Огромное количество уже произведённых товаров лежало на складах фабрик и заводов. Это провоцировало почти что банкротство перспективных и ранее получавших сверхприбыль предприятий. Английское правительство даже начало субсидировать предпринимателей, чтобы те, хотя бы, расплачивались по долгам с самим же государством. Были те промышленники, которые деньги, полученные от государства, начинали выплачивать в качестве зарплаты своим рабочим. Понимающие люди в Англии есть, они осознают, что без квалифицированных рабочих все фабрики и заводы — всего метериалы, из которых они сделаны.

Однако, буквально недавно, ситуация стала немного, но меняться. Бизнес, моментально реагирующий на любые возможные изменения в политике, смотрел на будущее уже не такими печальными глазами. Всё вело к тому, что Россия откроет свои рынки английским товарам и в Швецию, и в Финляндию, и в саму Россию. Именно так виделось в ближайшее будущее. Поэтому, промышленники посчитали нужным сохранить ту касту профессиональных рабочих, без которых производство будет просто невозможно.

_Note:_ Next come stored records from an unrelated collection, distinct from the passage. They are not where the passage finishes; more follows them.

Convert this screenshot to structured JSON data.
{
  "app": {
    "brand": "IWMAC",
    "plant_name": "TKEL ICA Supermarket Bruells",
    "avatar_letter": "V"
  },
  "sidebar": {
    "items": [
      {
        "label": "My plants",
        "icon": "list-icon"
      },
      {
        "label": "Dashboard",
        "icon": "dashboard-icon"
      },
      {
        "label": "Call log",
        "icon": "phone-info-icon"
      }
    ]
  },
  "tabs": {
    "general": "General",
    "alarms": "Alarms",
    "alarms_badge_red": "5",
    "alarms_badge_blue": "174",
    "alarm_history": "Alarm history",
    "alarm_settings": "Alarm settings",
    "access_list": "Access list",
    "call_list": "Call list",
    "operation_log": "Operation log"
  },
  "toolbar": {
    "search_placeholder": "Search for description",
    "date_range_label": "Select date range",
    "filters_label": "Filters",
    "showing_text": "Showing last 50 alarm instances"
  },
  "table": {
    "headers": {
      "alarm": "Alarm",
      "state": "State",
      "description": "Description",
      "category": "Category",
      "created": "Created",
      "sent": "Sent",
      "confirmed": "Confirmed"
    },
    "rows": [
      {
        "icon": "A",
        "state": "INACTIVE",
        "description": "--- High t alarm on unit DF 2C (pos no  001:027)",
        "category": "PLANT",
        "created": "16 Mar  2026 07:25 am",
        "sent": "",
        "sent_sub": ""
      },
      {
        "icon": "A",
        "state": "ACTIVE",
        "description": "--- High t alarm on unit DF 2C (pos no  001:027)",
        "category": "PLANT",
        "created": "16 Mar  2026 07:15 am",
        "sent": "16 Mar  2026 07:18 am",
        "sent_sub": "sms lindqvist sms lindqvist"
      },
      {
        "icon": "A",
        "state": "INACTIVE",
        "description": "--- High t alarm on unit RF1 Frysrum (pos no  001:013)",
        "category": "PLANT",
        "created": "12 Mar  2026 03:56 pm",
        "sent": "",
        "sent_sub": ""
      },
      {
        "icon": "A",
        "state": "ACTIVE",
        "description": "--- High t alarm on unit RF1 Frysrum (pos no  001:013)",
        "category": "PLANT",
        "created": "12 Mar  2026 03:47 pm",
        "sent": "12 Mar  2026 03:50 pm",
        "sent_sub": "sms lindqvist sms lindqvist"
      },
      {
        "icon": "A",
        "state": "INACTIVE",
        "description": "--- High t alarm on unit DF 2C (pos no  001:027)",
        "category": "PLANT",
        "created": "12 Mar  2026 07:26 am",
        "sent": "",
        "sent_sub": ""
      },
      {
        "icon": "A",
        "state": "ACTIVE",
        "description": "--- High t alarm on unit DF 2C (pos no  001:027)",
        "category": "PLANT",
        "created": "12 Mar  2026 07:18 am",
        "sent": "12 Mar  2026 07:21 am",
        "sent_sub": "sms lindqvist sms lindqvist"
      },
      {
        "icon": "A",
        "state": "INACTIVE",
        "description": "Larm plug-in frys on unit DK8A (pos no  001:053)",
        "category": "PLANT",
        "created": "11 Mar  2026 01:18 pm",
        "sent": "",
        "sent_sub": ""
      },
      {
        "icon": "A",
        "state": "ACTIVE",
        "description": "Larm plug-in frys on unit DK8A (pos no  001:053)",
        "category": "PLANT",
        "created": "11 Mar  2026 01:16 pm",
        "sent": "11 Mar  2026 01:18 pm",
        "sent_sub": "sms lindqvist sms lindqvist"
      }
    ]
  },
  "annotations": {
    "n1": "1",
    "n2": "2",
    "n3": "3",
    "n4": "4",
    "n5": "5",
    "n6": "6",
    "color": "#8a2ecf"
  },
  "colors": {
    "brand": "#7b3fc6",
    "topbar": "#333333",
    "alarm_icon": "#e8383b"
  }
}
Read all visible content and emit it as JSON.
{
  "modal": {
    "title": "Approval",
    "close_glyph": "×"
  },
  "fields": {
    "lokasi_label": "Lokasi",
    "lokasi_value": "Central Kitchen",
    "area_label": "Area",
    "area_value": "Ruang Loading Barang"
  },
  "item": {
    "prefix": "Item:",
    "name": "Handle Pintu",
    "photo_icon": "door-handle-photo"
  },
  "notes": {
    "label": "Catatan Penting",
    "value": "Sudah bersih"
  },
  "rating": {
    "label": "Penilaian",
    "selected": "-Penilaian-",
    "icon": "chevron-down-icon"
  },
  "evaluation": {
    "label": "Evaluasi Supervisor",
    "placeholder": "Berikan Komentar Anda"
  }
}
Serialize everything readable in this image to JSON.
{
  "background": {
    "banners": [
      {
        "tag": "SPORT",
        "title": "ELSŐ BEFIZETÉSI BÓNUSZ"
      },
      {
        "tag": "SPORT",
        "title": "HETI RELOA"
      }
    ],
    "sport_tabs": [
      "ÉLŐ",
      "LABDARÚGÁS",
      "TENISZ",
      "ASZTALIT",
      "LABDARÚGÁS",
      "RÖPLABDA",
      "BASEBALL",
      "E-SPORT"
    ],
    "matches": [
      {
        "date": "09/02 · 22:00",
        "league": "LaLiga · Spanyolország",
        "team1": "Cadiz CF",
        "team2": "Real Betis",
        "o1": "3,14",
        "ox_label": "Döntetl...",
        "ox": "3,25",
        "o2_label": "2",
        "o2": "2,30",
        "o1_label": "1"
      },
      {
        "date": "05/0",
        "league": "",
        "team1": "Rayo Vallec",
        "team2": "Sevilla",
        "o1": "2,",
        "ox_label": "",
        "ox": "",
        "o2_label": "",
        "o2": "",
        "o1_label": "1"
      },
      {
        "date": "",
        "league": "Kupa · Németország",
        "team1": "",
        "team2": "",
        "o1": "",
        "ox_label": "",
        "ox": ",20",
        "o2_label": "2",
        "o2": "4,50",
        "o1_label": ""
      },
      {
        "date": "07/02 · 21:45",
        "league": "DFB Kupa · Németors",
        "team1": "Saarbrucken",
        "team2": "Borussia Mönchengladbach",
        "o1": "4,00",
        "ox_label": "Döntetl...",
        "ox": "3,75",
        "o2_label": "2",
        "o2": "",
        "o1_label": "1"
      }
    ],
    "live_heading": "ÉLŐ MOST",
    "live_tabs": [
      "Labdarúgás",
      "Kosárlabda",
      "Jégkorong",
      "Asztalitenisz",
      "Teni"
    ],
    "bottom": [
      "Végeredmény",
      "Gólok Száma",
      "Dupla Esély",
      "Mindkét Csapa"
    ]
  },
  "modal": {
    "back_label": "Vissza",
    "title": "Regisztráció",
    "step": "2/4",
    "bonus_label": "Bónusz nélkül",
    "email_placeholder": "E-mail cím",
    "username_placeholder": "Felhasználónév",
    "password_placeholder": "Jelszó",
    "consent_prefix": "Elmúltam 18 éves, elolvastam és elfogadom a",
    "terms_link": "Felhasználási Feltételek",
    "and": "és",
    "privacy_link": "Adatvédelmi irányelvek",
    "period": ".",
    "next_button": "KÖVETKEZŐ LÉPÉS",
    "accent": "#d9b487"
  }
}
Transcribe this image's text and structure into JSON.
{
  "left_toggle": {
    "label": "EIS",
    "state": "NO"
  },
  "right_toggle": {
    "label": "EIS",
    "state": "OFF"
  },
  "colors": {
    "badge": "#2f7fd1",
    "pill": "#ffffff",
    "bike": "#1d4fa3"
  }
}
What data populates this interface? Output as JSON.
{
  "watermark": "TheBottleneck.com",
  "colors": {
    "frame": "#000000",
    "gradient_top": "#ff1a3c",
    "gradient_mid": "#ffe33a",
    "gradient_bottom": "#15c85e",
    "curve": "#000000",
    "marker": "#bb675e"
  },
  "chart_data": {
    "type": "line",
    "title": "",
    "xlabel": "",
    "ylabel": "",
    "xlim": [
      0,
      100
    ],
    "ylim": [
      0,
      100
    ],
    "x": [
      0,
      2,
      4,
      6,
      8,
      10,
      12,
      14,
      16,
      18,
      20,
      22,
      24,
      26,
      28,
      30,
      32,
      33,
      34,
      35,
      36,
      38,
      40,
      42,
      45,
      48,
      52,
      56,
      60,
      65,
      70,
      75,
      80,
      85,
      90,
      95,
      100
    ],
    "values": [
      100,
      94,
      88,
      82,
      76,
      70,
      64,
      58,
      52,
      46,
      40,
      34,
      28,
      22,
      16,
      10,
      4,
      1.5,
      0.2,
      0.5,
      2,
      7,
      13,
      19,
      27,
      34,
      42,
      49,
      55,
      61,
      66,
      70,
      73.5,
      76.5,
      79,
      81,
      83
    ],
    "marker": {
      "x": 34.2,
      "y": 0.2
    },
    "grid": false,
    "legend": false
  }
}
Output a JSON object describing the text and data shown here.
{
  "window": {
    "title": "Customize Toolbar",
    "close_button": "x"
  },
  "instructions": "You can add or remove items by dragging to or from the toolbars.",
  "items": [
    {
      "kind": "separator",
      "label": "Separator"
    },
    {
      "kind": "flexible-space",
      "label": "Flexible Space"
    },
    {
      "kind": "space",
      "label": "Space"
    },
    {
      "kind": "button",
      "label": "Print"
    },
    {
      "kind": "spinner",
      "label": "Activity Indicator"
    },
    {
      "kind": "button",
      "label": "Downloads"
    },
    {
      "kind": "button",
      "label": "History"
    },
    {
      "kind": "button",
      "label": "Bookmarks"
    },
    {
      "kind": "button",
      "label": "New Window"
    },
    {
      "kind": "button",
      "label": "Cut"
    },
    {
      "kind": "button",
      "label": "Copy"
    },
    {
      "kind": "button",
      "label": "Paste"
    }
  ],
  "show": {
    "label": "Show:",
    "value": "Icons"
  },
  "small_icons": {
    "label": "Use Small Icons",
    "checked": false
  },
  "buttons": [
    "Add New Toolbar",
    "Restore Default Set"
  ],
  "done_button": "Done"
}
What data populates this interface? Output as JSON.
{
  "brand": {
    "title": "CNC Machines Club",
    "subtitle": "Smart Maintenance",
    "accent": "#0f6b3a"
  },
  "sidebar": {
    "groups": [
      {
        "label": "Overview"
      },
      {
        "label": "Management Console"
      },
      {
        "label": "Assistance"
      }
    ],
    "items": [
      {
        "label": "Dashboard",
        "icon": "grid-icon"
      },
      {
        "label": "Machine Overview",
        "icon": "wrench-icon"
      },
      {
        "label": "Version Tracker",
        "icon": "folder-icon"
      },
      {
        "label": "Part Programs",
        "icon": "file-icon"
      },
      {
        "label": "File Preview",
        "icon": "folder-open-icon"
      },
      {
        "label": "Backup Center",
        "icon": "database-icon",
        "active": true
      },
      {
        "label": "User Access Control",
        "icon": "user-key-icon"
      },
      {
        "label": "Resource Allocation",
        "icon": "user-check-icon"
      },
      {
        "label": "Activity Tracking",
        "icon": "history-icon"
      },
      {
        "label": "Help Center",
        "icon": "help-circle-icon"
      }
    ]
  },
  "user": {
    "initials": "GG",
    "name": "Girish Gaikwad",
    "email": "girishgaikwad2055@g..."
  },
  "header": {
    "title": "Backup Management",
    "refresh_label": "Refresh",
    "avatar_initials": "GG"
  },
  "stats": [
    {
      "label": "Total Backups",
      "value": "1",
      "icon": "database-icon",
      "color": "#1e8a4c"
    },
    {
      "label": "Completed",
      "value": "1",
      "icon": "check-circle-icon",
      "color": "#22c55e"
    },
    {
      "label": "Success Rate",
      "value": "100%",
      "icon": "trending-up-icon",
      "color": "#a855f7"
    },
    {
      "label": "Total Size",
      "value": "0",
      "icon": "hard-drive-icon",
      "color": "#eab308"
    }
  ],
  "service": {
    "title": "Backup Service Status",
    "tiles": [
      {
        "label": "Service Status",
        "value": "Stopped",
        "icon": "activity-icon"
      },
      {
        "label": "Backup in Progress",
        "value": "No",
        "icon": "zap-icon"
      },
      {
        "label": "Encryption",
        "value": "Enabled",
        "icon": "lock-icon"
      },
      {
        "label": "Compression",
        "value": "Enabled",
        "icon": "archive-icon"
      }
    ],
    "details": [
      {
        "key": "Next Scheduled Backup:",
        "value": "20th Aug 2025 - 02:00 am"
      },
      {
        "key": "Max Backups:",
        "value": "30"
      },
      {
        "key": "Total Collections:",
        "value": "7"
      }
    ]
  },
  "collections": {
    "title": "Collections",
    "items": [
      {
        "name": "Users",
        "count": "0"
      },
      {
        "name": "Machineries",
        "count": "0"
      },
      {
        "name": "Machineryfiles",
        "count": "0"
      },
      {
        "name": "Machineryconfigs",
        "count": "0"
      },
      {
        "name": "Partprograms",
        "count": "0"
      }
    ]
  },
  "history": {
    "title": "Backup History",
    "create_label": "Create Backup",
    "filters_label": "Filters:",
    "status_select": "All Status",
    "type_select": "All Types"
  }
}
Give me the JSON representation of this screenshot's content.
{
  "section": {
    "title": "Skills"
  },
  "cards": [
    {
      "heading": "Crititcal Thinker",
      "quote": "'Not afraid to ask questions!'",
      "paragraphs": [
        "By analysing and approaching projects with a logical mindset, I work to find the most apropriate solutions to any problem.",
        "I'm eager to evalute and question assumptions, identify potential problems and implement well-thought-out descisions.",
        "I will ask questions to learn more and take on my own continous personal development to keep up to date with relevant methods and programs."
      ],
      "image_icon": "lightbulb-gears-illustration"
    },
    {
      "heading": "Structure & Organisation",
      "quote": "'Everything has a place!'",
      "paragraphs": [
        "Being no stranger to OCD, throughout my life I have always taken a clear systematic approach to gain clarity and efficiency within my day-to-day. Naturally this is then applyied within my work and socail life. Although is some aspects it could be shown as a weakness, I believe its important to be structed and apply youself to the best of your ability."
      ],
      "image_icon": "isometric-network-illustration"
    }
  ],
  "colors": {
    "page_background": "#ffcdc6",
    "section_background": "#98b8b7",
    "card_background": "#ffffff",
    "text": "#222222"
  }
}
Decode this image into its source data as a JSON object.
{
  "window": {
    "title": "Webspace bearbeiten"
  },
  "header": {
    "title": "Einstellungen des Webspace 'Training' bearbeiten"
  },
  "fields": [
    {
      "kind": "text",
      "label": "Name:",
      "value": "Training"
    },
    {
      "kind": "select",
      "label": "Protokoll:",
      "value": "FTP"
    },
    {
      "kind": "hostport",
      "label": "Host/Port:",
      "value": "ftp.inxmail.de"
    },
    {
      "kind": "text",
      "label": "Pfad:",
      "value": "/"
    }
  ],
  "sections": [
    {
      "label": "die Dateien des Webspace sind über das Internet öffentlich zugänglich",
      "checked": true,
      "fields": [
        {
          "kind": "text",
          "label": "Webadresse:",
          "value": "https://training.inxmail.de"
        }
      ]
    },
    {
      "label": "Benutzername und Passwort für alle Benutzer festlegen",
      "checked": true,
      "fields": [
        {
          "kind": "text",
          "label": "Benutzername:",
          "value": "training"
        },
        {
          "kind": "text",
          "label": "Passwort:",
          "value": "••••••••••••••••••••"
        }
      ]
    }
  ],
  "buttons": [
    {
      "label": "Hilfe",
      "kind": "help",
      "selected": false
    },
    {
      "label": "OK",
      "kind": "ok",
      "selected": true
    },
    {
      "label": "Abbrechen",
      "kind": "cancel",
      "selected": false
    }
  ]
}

И вот такие ушлые предприниматели оказались самой главной занозой в том, чтобы поднять людей на сопротивление, используя дешёвые лозунги, когда машины обвинялись в том, что они забирают хлеб и возможность заработка у рабочих. Утверждалось, что уже скоро лишь один из десяти рабочих будет работать на фабриках, другие же будут попадать под статью о бродяжничестве, предполагавшая повешение всякого, кто ходит из города в город в поисках работы и куска хлеба.

— Джон, мне нужно срочно уехать в Йорк, там наши товарищи также собираются присоединиться к нашей акции. Ты справишься без меня? — спросил Капустин.

— Разве у меня есть выбор? Это же ты сделал из меня Джона Луда, того, которого вовсе не существует. Так что я, Джон Лестер, всё доделаю, что требуется. Ты только подними Йорк. И тогда наше движение будет воистину великим, — сказал тот, который взял себе псевдоним Джон Луд.

Прямо здесь и сейчас Капустин пожал руку своему товарищу и направился прочь. Уже начинала дымиться фабрика, рабочие сновали по всем цехам, грабили, избивали тех управляющих, которые могли бы им противостоять. Англии наносился существенный экономический урон. А еще Центральный Комитет отправлял целую группу провокаторов уже в Лондона.

Миссия Карла Маркса, как и Фридриха Энгельса, в этом эпизоде была выполнена. Для тех, кто это все затеял, очевидно, что движение будет потоплено в крови в ближайшее время.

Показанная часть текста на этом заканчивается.